The Chief Internal Auditor functions independently and reports to the Audit Committee.

The Company may amend or modify this policy in whole or in part, at any time without assigning any reason whatsoever. This modified policy will be binding on the parties from and with effect of the date of the approval of the Board of Directors.

The Board of Directors of Company have approved and adopted this revised Policy on 27th March, 2019.

Remuneration Policy

The Company’s remuneration policy is based on the success and performance of the individual employee and the Company. Through, its compensation policy, the Company endeavours to attract, retain, develop and motivate a high performance workforce. The Company follows a compensation mix or fixed pay, variable and fixed allowances, benefits and bonuses etc.. Individual performance pay is determined by business performance and the performance of the
individuals measured through the annual appraisal process.

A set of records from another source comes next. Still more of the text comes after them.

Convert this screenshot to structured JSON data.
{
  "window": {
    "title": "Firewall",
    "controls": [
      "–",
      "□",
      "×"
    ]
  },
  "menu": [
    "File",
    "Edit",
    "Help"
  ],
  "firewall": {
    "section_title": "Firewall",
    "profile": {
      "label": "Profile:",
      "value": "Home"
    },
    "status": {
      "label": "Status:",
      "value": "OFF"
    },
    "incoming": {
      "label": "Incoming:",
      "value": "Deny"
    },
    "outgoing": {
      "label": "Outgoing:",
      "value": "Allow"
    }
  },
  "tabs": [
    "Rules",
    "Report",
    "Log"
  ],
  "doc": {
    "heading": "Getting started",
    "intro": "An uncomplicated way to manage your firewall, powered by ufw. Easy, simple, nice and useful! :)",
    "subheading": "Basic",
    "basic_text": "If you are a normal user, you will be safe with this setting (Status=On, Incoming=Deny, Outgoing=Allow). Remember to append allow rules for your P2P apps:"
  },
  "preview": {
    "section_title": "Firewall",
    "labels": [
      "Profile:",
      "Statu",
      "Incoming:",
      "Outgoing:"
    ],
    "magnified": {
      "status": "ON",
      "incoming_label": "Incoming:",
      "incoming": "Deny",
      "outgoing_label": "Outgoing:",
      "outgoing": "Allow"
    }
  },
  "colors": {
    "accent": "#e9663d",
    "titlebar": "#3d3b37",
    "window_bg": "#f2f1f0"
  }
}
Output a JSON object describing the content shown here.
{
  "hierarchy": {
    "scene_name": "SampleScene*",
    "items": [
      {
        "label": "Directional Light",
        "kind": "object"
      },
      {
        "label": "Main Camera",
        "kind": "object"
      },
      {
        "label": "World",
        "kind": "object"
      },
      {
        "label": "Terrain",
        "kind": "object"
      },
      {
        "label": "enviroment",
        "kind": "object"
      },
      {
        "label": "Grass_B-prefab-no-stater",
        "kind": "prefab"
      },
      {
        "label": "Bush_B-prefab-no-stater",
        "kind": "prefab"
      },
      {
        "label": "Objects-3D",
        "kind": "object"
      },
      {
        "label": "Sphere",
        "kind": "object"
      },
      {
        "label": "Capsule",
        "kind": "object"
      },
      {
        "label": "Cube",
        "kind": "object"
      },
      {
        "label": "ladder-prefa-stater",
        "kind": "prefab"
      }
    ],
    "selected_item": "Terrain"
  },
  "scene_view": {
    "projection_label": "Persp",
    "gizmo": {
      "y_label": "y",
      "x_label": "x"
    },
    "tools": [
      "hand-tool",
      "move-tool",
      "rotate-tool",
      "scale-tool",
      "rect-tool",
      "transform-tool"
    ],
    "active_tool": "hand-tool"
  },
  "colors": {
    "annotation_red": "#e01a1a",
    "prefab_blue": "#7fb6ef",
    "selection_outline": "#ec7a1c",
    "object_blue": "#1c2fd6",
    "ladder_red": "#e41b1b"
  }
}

The Company pays remuneration by way of salary (fixed component), benefits, perquisites and allowances (variable component) to its Managing Directors and the executive directors. Periodical increases, if any, are decided by the Remuneration Committee and Board subject to the approval by the members and are effective from April 1 each year. The Remuneration Committee decides on the commission if any payable to Executive Chairman out of profits for the financial year and within the ceiling prescribed by the Companies Act based on the performance of the Company as well as that of the incumbent.

The Company pays sitting fees of Rs. 50,000 per meeting or as may be fixed from time to time to its Directors for attending the meetings of the Board and Rs. 25,000/ 10,000/  5,000/ 1,000 for meetings of the Committee of the Board. The Company also reimburses the out of pocket expenses incurred by the Directors for attending the meetings.